Politics in Alabama has always been a dirty game, and the losers are, more often than not, the everyday citizens of the state.

However, drawing the most vulnerable among us into fray as political leverage is low, even by the traditional standard of Alabama politics.




April 22

Decatur (Alabama) Daily on Common Core:

As our students take end-of-year exams tied to Common Core, more and more states are reporting that students and parents are frustrated, and it’s hard to weed out the legitimate concerns from the misguided.

First of all, let’s get it out of the way one more time: Common Core was a plan drawn up at a National Governors Convention by state governors and education leaders. Those who denounce it as an evil agenda of President Barack Obama have been misled. Each state creates its own tests.

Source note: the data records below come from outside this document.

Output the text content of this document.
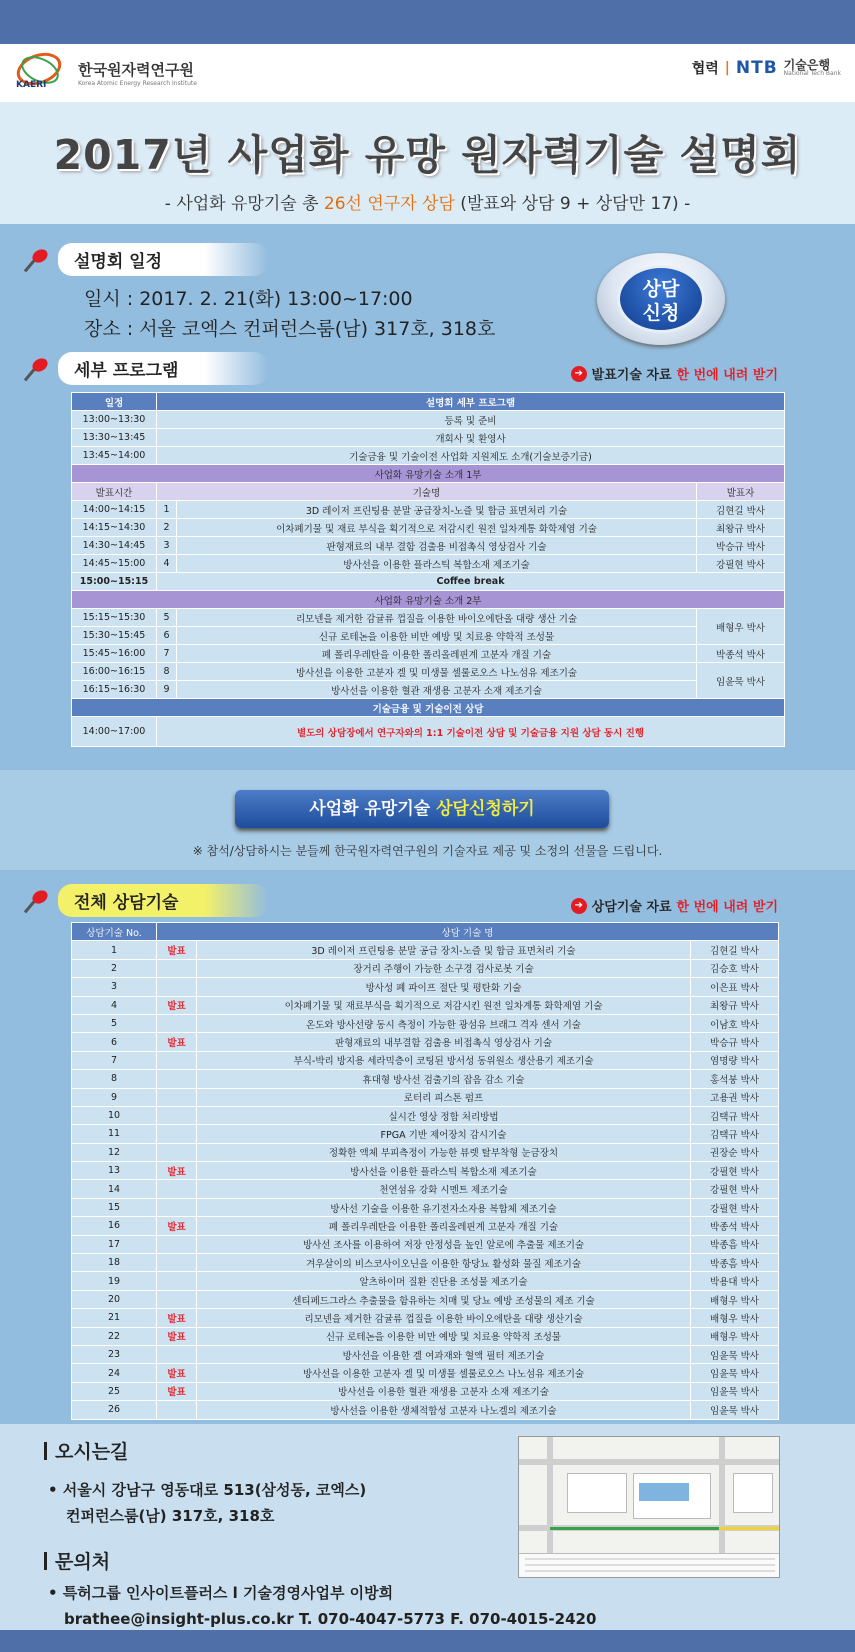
KAERI
한국원자력연구원
Korea Atomic Energy Research Institute
협력 | NTB 기술은행
National Tech Bank
2017년 사업화 유망 원자력기술 설명회
- 사업화 유망기술 총 26선 연구자 상담 (발표와 상담 9 + 상담만 17) -
설명회 일정
일시 : 2017. 2. 21(화) 13:00~17:00
장소 : 서울 코엑스 컨퍼런스룸(남) 317호, 318호
상담
신청
세부 프로그램	➔ 발표기술 자료 한 번에 내려 받기
일정	설명회 세부 프로그램		
13:00~13:30	등록 및 준비		
13:30~13:45	개회사 및 환영사		
13:45~14:00	기술금융 및 기술이전 사업화 지원제도 소개(기술보증기금)		
사업화 유망기술 소개 1부			
발표시간	기술명		발표자
14:00~14:15	1	3D 레이저 프린팅용 분말 공급장치-노즐 및 합금 표면처리 기술	김현길 박사
14:15~14:30	2	이차폐기물 및 재료 부식을 획기적으로 저감시킨 원전 일차계통 화학제염 기술	최왕규 박사
14:30~14:45	3	판형재료의 내부 결함 검출용 비접촉식 영상검사 기술	박승규 박사
14:45~15:00	4	방사선을 이용한 플라스틱 복합소재 제조기술	강필현 박사
15:00~15:15	Coffee break		
사업화 유망기술 소개 2부			
15:15~15:30	5	리모넨을 제거한 감귤류 껍질을 이용한 바이오에탄올 대량 생산 기술	배형우 박사
15:30~15:45	6	신규 로테논을 이용한 비만 예방 및 치료용 약학적 조성물	
15:45~16:00	7	폐 폴리우레탄을 이용한 폴리올레핀계 고분자 개질 기술	박종석 박사
16:00~16:15	8	방사선을 이용한 고분자 겔 및 미생물 셀룰로오스 나노섬유 제조기술	임윤묵 박사
16:15~16:30	9	방사선을 이용한 혈관 재생용 고분자 소재 제조기술	
기술금융 및 기술이전 상담			
14:00~17:00	별도의 상담장에서 연구자와의 1:1 기술이전 상담 및 기술금융 지원 상담 동시 진행		
사업화 유망기술 상담신청하기
※ 참석/상담하시는 분들께 한국원자력연구원의 기술자료 제공 및 소정의 선물을 드립니다.
전체 상담기술	➔ 상담기술 자료 한 번에 내려 받기
상담기술 No.	상담 기술 명		
1	발표	3D 레이저 프린팅용 분말 공급 장치-노즐 및 합금 표면처리 기술	김현길 박사
2		장거리 주행이 가능한 소구경 검사로봇 기술	김승호 박사
3		방사성 폐 파이프 절단 및 평탄화 기술	이은표 박사
4	발표	이차폐기물 및 재료부식을 획기적으로 저감시킨 원전 일차계통 화학제염 기술	최왕규 박사
5		온도와 방사선량 동시 측정이 가능한 광섬유 브래그 격자 센서 기술	이남호 박사
6	발표	판형재료의 내부결함 검출용 비접촉식 영상검사 기술	박승규 박사
7		부식-박리 방지용 세라믹층이 코팅된 방서성 동위원소 생산용기 제조기술	염명량 박사
8		휴대형 방사선 검출기의 잡음 감소 기술	홍석붕 박사
9		로터리 피스톤 펌프	고용권 박사
10		실시간 영상 정합 처리방법	김택규 박사
11		FPGA 기반 제어장치 감시기술	김택규 박사
12		정확한 액체 부피측정이 가능한 뷰렛 탈부착형 눈금장치	권장순 박사
13	발표	방사선을 이용한 플라스틱 복합소재 제조기술	강필현 박사
14		천연섬유 강화 시멘트 제조기술	강필현 박사
15		방사선 기술을 이용한 유기전자소자용 복합체 제조기술	강필현 박사
16	발표	폐 폴리우레탄을 이용한 폴리올레핀계 고분자 개질 기술	박종석 박사
17		방사선 조사를 이용하여 저장 안정성을 높인 알로에 추출물 제조기술	박종흠 박사
18		겨우살이의 비스코사이오닌을 이용한 항당뇨 활성화 물질 제조기술	박종흠 박사
19		알츠하이머 질환 진단용 조성물 제조기술	박용대 박사
20		센티페드그라스 추출물을 함유하는 치매 및 당뇨 예방 조성물의 제조 기술	배형우 박사
21	발표	리모넨을 제거한 감귤류 껍질을 이용한 바이오에탄올 대량 생산기술	배형우 박사
22	발표	신규 로테논을 이용한 비만 예방 및 치료용 약학적 조성물	배형우 박사
23		방사선을 이용한 겔 여과재와 혈액 필터 제조기술	임윤묵 박사
24	발표	방사선을 이용한 고분자 겔 및 미생물 셀룰로오스 나노섬유 제조기술	임윤묵 박사
25	발표	방사선을 이용한 혈관 재생용 고분자 소재 제조기술	임윤묵 박사
26		방사선을 이용한 생체적합성 고분자 나노겔의 제조기술	임윤묵 박사
오시는길
• 서울시 강남구 영동대로 513(삼성동, 코엑스)
컨퍼런스룸(남) 317호, 318호
문의처
• 특허그룹 인사이트플러스 l 기술경영사업부 이방희
brathee@insight-plus.co.kr T. 070-4047-5773 F. 070-4015-2420
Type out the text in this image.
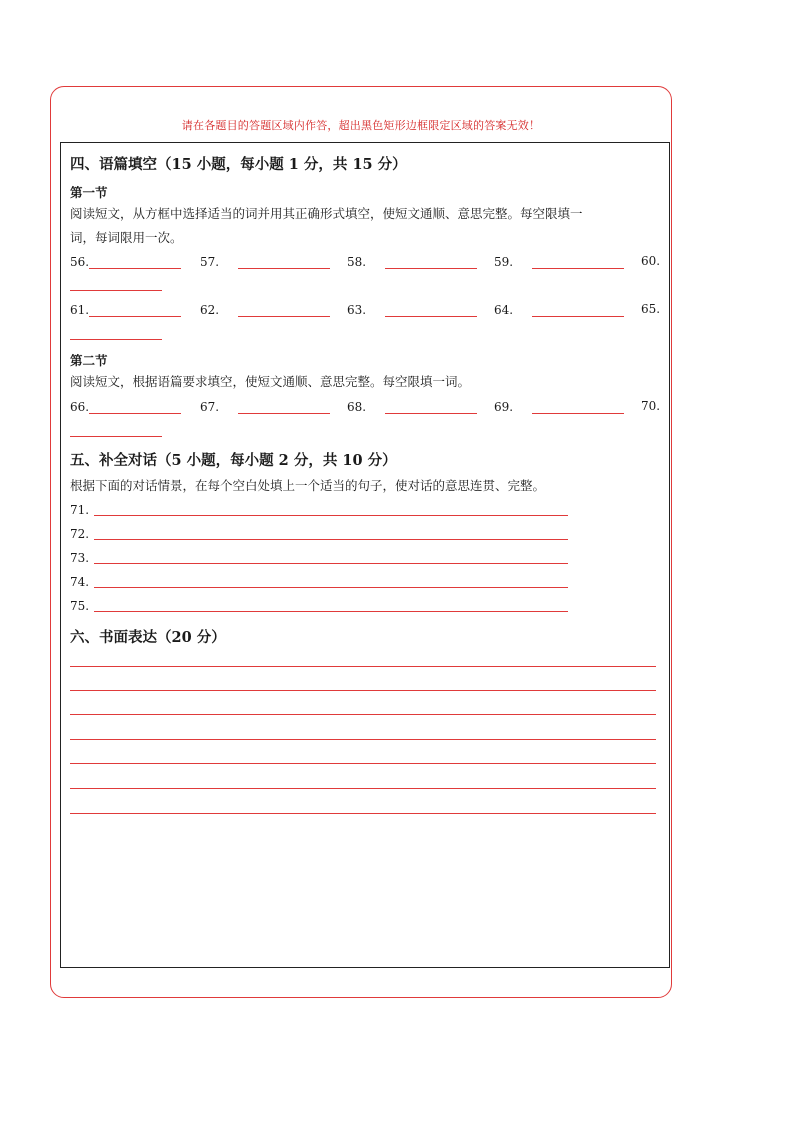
请在各题目的答题区域内作答，超出黑色矩形边框限定区域的答案无效！
四、语篇填空（15 小题，每小题 1 分，共 15 分）
第一节
阅读短文，从方框中选择适当的词并用其正确形式填空，使短文通顺、意思完整。每空限填一
词，每词限用一次。
56.	57.	58.	59.	60.
61.	62.	63.	64.	65.
第二节
阅读短文，根据语篇要求填空，使短文通顺、意思完整。每空限填一词。
66.	67.	68.	69.	70.
五、补全对话（5 小题，每小题 2 分，共 10 分）
根据下面的对话情景，在每个空白处填上一个适当的句子，使对话的意思连贯、完整。
71.
72.
73.
74.
75.
六、书面表达（20 分）
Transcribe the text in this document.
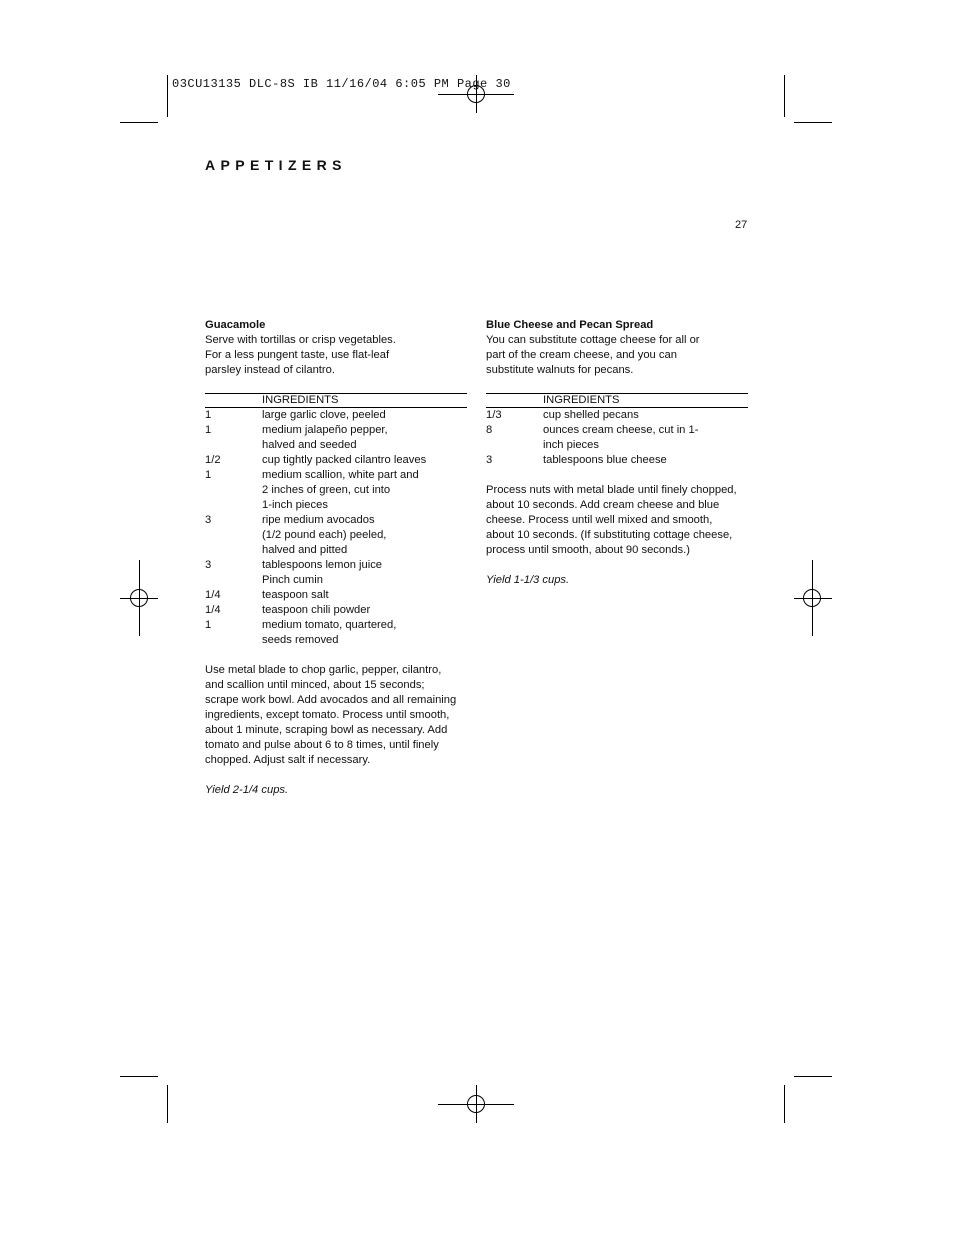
03CU13135 DLC-8S IB 11/16/04 6:05 PM Page 30
APPETIZERS
27
Guacamole
Serve with tortillas or crisp vegetables.
For a less pungent taste, use flat-leaf
parsley instead of cilantro.
INGREDIENTS
1	large garlic clove, peeled
1	medium jalapeño pepper,
halved and seeded
1/2	cup tightly packed cilantro leaves
1	medium scallion, white part and
2 inches of green, cut into
1-inch pieces
3	ripe medium avocados
(1/2 pound each) peeled,
halved and pitted
3	tablespoons lemon juice
Pinch cumin
1/4	teaspoon salt
1/4	teaspoon chili powder
1	medium tomato, quartered,
seeds removed
Use metal blade to chop garlic, pepper, cilantro,
and scallion until minced, about 15 seconds;
scrape work bowl. Add avocados and all remaining
ingredients, except tomato. Process until smooth,
about 1 minute, scraping bowl as necessary. Add
tomato and pulse about 6 to 8 times, until finely
chopped. Adjust salt if necessary.
Yield 2-1/4 cups.
Blue Cheese and Pecan Spread
You can substitute cottage cheese for all or
part of the cream cheese, and you can
substitute walnuts for pecans.
INGREDIENTS
1/3	cup shelled pecans
8	ounces cream cheese, cut in 1-
inch pieces
3	tablespoons blue cheese
Process nuts with metal blade until finely chopped,
about 10 seconds. Add cream cheese and blue
cheese. Process until well mixed and smooth,
about 10 seconds. (If substituting cottage cheese,
process until smooth, about 90 seconds.)
Yield 1-1/3 cups.
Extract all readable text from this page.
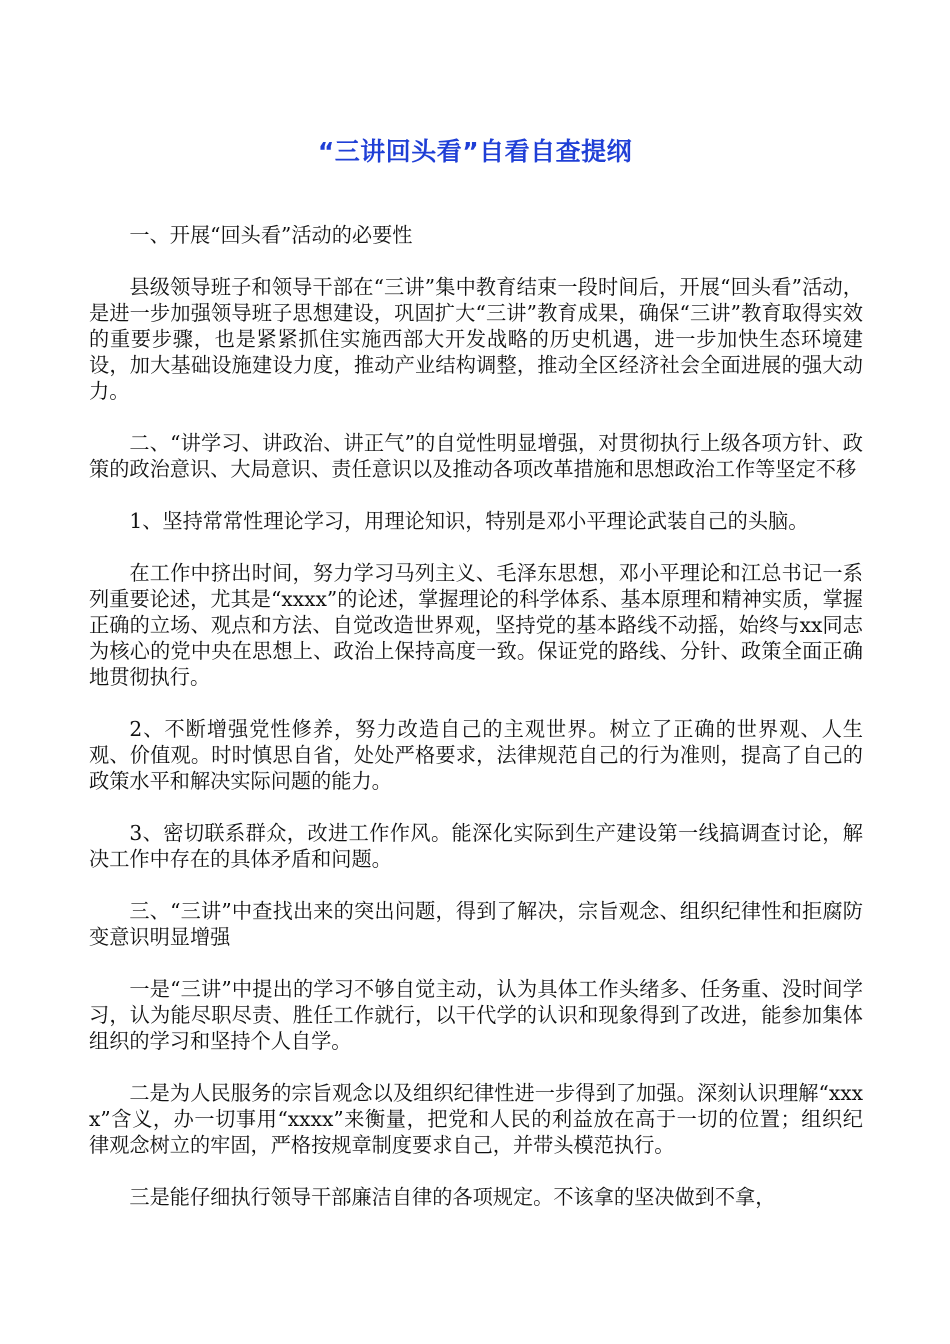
“三讲回头看”自看自查提纲

一、开展“回头看”活动的必要性

县级领导班子和领导干部在“三讲”集中教育结束一段时间后，开展“回头看”活动，是进一步加强领导班子思想建设，巩固扩大“三讲”教育成果，确保“三讲”教育取得实效的重要步骤，也是紧紧抓住实施西部大开发战略的历史机遇，进一步加快生态环境建设，加大基础设施建设力度，推动产业结构调整，推动全区经济社会全面进展的强大动力。

二、“讲学习、讲政治、讲正气”的自觉性明显增强，对贯彻执行上级各项方针、政策的政治意识、大局意识、责任意识以及推动各项改革措施和思想政治工作等坚定不移

1、坚持常常性理论学习，用理论知识，特别是邓小平理论武装自己的头脑。

在工作中挤出时间，努力学习马列主义、毛泽东思想，邓小平理论和江总书记一系列重要论述，尤其是“xxxx”的论述，掌握理论的科学体系、基本原理和精神实质，掌握正确的立场、观点和方法、自觉改造世界观，坚持党的基本路线不动摇，始终与xx同志为核心的党中央在思想上、政治上保持高度一致。保证党的路线、分针、政策全面正确地贯彻执行。

2、不断增强党性修养，努力改造自己的主观世界。树立了正确的世界观、人生观、价值观。时时慎思自省，处处严格要求，法律规范自己的行为准则，提高了自己的政策水平和解决实际问题的能力。

3、密切联系群众，改进工作作风。能深化实际到生产建设第一线搞调查讨论，解决工作中存在的具体矛盾和问题。

三、“三讲”中查找出来的突出问题，得到了解决，宗旨观念、组织纪律性和拒腐防变意识明显增强

一是“三讲”中提出的学习不够自觉主动，认为具体工作头绪多、任务重、没时间学习，认为能尽职尽责、胜任工作就行，以干代学的认识和现象得到了改进，能参加集体组织的学习和坚持个人自学。

二是为人民服务的宗旨观念以及组织纪律性进一步得到了加强。深刻认识理解“xxxx”含义，办一切事用“xxxx”来衡量，把党和人民的利益放在高于一切的位置；组织纪律观念树立的牢固，严格按规章制度要求自己，并带头模范执行。

三是能仔细执行领导干部廉洁自律的各项规定。不该拿的坚决做到不拿，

But Common Core, which in Alabama is aligned with Alabama College and Career Readiness Standards, is taking heat for reasons that might be different from household to household.

We should acknowledge as Americans, we prefer change when it makes life more convenient. Smartphones, modern coffee makers - those are in our comfort zone. Other things that would benefit us in the long run, we are less likely to embrace.

Take, for example, the 150-year effort to convert America to the metric system. It would save millions of dollars, and literally every other industrialized nation has made the leap.

It shouldn’t be that difficult. Yet here we stand, still eating quarter-pounders while the world would understand a one-hectogram burger.

Through Common Core, students learn in a way that is a little different from the way their parents learned. It’s the new, new math, which has at times made it frustrating for parents trying to help their kids with homework.

This time it’s not just us Southerners making the fuss. Resistance has been palpable in New York, Maine, New Mexico, Oregon, Pennsylvania - a lot of states.

Much of the criticism is about the volume of standardized tests. By the time a student has finished 12th grade, she or he has taken 113 standardized tests, according to a survey by the Council of the Great City Schools. Only 17 of those are mandated by the federal government, but that doesn’t prevent pandering elected officials from crying about state rights and federal intrusion.

No Child Left Behind, which made important strides in its early years but became unrealistic before it played out, taught us when tests are tied to teacher success, bad things happen.

The conviction of 35 Atlanta educators this month in a mass cheating scandal was evidence, and “teaching to the test” has become a part of the lexicon.

Teachers now devote 30 percent of their work time on testing-related tasks, the National Education Association says.

All that said, educators both locally and nationally still stand by Common Core. And they understand education in ways lawmakers and most parents never could.

If it is to fall apart, we should make sure we are doing the right thing - not taking a foolish political position or simply avoiding change that could lead to educational progress.